Best of all, strolling is entirely free, involves no planning, and has zero agenda. Instead of trying to make plans or coordinate schedules in advance, everyone already knows where to go and what to do. All they have to do is show up.
I’ve often wondered what an evening stroll might look like in Richmond. Happy hour on the lawn at the Virginia Museum of Fine Arts is the closest I’ve gotten. Before pandemic life rendered all social gatherings null and void, I’d stake out a spot at the top of the hill on most Friday nights in the summer. Nothing beats the feeling of soaking up beautiful scenery while catching up with friends, people-watching, and simply being present.
In my musings, I imagine people convening not just on the VMFA lawn, but along the steps of the grand entryway of nearby Virginia Museum of History & Culture.
In many countries, it’s not uncommon for people to gather outside prominent public buildings like libraries, theaters, and churches.
Between the landmark museums, the stroll would start along Arthur Ashe Boulevard where food trucks might be parked, serving snacks and refreshments. It would then continue down Monument Avenue, Richmond’s redefined Champs-Elysées. Sites of former Confederate statues would be replaced with bubbling fountains that light up in the evening to create a spectacular promenade that’s as magical as it is historic.
The fencing around Marcus-David Peters Circle would be removed, allowing the space to once again become a community gathering spot, open to all. Like any central square in Europe, it would serve as a common meeting point – a place for people to come together in the heart of the city. A living symbol of how our dark past is making way for a bright future. When it’s time for dinner, strollers would make their way to local restaurants in The Fan, Scott’s Addition, and Carytown.
The beauty of this concept is that it doesn’t have to be relegated to a single area in Richmond. After all, fostering a sense of community isn’t bound by geography. It’s a mindset – a way in which we perceive and behave towards other people.
Through our attitude and actions, each of us can demonstrate our interconnectedness and in turn, have it be felt and reverberated throughout our entire city.
In the 14th century, Europe experienced an incredible revitalization of art, culture, and philosophy that was later referred to as The Renaissance, taken from the French word for “rebirth.” While many factors led to this impactful time period, noted scholars say the end of The Black Death (also known as the Plague) was the primary impetus.
The global epidemic, which lasted for centuries, killed up to 200 million people and decimated populations worldwide. Life has always been short, but particularly in the Middle Ages when modern medicine did not exist (get vaccinated, everyone and encourage others to do the same.)

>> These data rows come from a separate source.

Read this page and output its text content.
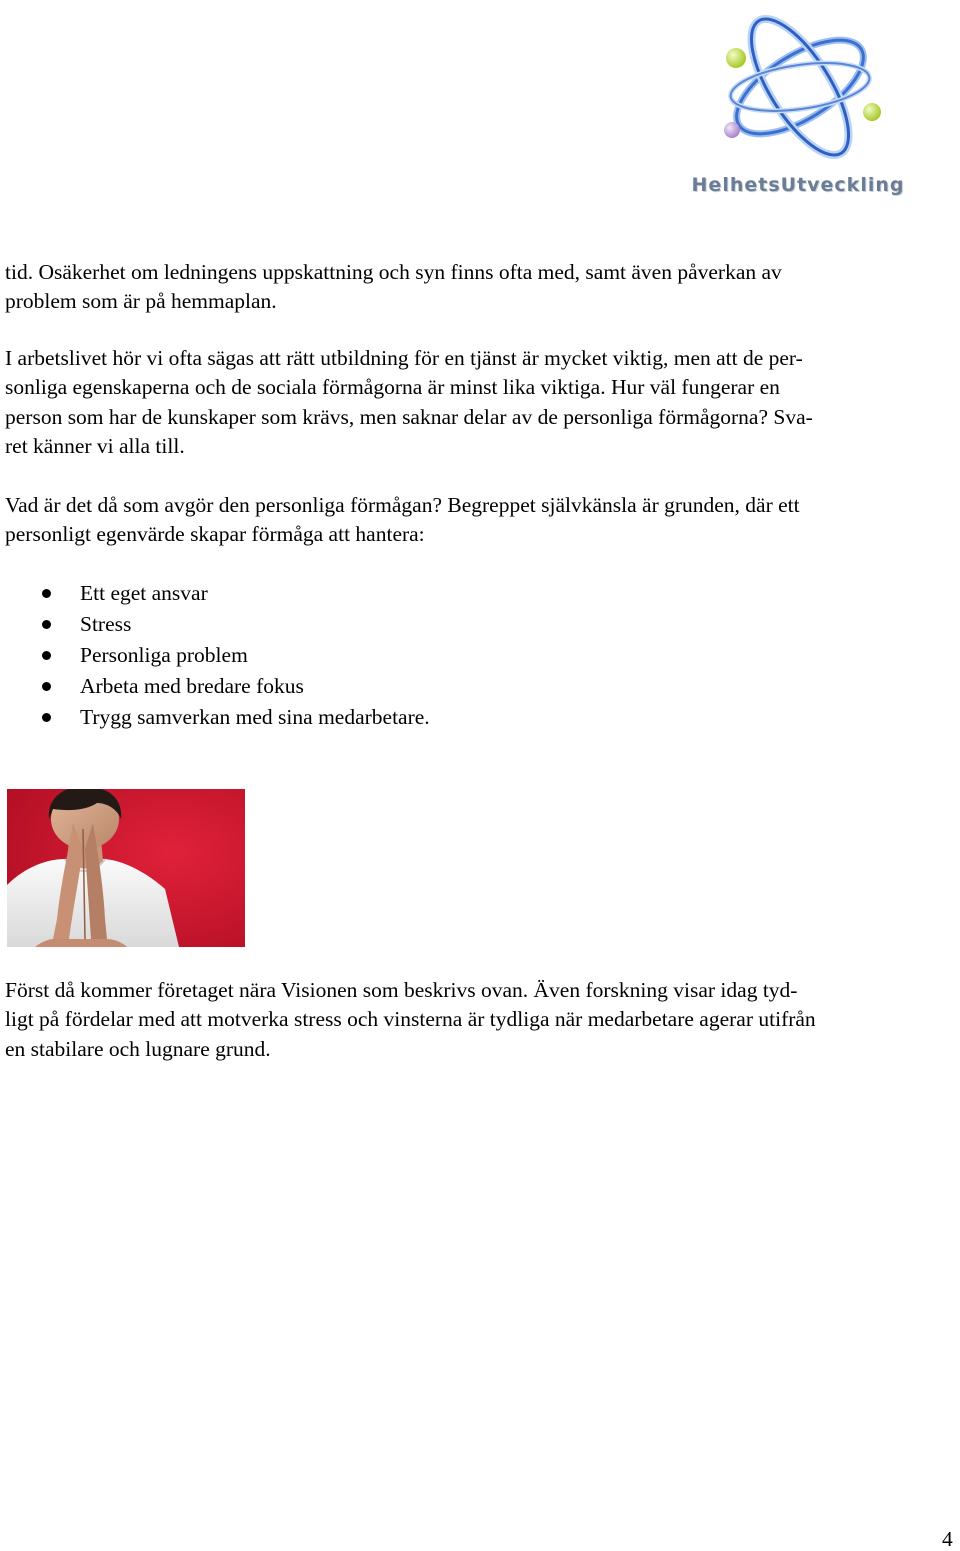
HelhetsUtveckling

tid. Osäkerhet om ledningens uppskattning och syn finns ofta med, samt även påverkan av
problem som är på hemmaplan.

I arbetslivet hör vi ofta sägas att rätt utbildning för en tjänst är mycket viktig, men att de per-
sonliga egenskaperna och de sociala förmågorna är minst lika viktiga. Hur väl fungerar en
person som har de kunskaper som krävs, men saknar delar av de personliga förmågorna? Sva-
ret känner vi alla till.

Vad är det då som avgör den personliga förmågan? Begreppet självkänsla är grunden, där ett
personligt egenvärde skapar förmåga att hantera:

Ett eget ansvar
Stress
Personliga problem
Arbeta med bredare fokus
Trygg samverkan med sina medarbetare.

Först då kommer företaget nära Visionen som beskrivs ovan. Även forskning visar idag tyd-
ligt på fördelar med att motverka stress och vinsterna är tydliga när medarbetare agerar utifrån
en stabilare och lugnare grund.

4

The Renaissance brought about enormous social change. One of its most defining aspects was humanism, an intellectual movement that promoted the importance of education, as well as civic virtue, defined as “a person’s full potential both for their own good and for the good of the society in which they live” (Source: World History Encyclopedia).
To that end, the Renaissance wasn’t just about celebrating new ideas; it was about celebrating people.
What comes next is uncharted territory for all of us. But as we navigate the new chapter ahead, we have an opportunity to renew our commitment to community, showing others – and ourselves – why it’s necessary to our lives and our collective pursuit of happiness. It can be as simple as looking up from our phones to say hello, supporting a new local restaurant, or taking a stroll around the neighborhood.